Now, it is true that ObamaCare was a cramped vision of health policy that is way too complicated and has some rather staggering design errors. Nevertheless, its exchanges and Medicaid expansion have provided coverage to millions of people, and its regulatory structures have helped tens of millions more with employer-based coverage. At every point where Trump’s appointees could have chosen to operate the federal bureaucracy to make coverage cheaper and better, they have chosen the opposite.

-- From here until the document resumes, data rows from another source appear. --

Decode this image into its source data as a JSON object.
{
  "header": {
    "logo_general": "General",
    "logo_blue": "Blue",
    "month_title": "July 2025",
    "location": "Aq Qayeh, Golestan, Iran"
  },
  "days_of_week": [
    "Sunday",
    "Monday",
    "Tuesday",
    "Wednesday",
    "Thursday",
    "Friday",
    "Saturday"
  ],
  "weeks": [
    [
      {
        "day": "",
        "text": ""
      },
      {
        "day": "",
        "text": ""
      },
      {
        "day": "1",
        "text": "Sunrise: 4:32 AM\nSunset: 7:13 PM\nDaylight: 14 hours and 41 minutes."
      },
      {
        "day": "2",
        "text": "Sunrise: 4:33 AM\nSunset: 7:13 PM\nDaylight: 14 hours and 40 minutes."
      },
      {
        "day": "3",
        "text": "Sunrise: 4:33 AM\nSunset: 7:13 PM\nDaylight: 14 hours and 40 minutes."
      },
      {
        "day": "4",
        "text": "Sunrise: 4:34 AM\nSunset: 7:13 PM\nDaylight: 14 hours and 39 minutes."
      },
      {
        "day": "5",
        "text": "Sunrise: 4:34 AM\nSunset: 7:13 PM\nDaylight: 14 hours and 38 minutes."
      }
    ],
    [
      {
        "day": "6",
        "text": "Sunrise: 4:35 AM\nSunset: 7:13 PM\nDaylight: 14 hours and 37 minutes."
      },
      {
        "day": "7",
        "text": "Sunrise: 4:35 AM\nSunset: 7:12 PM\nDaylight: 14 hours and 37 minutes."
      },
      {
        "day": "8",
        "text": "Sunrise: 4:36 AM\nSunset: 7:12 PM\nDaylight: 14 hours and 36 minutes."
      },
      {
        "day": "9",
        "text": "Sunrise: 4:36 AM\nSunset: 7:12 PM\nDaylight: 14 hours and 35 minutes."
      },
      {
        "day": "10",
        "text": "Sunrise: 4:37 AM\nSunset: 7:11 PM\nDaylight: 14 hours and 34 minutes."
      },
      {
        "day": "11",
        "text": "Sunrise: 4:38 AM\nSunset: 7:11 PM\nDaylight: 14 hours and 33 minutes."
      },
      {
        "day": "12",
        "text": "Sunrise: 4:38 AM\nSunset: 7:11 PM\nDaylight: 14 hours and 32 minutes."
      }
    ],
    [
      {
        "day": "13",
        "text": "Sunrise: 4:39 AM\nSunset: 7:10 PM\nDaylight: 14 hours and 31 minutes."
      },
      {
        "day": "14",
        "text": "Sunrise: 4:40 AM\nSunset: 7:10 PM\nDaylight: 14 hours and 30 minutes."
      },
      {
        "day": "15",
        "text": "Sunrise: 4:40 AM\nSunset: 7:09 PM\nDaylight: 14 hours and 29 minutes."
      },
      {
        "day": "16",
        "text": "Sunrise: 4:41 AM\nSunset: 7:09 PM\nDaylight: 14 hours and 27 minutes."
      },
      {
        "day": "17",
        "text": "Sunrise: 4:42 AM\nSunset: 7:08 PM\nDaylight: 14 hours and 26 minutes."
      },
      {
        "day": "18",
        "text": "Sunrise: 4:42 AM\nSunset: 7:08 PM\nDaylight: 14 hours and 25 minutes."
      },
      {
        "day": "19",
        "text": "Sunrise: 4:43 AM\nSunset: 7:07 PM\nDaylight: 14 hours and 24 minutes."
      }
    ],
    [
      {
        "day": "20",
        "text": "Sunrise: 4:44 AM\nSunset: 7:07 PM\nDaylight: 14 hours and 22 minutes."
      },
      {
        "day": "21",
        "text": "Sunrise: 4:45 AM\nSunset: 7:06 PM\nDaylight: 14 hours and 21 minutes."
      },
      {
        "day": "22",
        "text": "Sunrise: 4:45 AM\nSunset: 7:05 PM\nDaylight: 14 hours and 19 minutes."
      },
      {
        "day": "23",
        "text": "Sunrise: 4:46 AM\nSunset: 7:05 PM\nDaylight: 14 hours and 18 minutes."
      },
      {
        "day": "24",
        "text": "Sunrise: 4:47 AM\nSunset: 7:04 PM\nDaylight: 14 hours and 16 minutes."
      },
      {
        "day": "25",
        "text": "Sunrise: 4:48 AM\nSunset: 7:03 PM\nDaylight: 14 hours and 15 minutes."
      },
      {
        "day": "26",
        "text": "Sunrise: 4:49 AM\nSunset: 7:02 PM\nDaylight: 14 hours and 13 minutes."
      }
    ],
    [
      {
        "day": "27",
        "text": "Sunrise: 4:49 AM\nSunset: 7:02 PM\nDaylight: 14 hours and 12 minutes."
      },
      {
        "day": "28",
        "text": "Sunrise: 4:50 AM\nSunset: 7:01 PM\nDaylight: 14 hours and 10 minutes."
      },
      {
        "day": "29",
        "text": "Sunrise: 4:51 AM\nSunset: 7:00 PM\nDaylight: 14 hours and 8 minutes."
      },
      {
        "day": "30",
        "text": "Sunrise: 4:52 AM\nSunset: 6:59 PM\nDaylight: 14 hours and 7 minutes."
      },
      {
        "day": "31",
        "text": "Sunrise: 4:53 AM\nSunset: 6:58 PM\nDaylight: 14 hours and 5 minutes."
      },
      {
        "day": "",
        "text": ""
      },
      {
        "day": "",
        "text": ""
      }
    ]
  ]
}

More fundamentally, Republicans have had the run of all three branches of government for the last year and a half — a rare situation in our antiquated constitutional system. In a democracy, the government is supposed to address the needs of its citizens. There are lots of health-care models that might provide universal coverage — and in a dark sort of advantage, the American health-care system is so terrible that practically every other country that isn’t an outright failed state is doing better than us, giving us plenty of models to choose from. All we would need is to copy-paste from somewhere with a demonstrated functioning model — from the public-private mix in Switzerland to Medicare-for-all systems in many countries to the National Health Service in Britain. Heck, you could just draw a country out of a hat, and go with that — it might not be the best option overall, but it’s certain to be better than our festering, gangrenous system.
Republicans promised over and over and over again that their alternative to ObamaCare would offer coverage that is both cheaper and better. Paul Ryan said their policy would protect people with pre-existing conditions. Kellyanne Conway promised that Medicaid would be protected, while then-Secretary of Health and Human Services Tom Price swore up and down that nobody would be kicked off that program.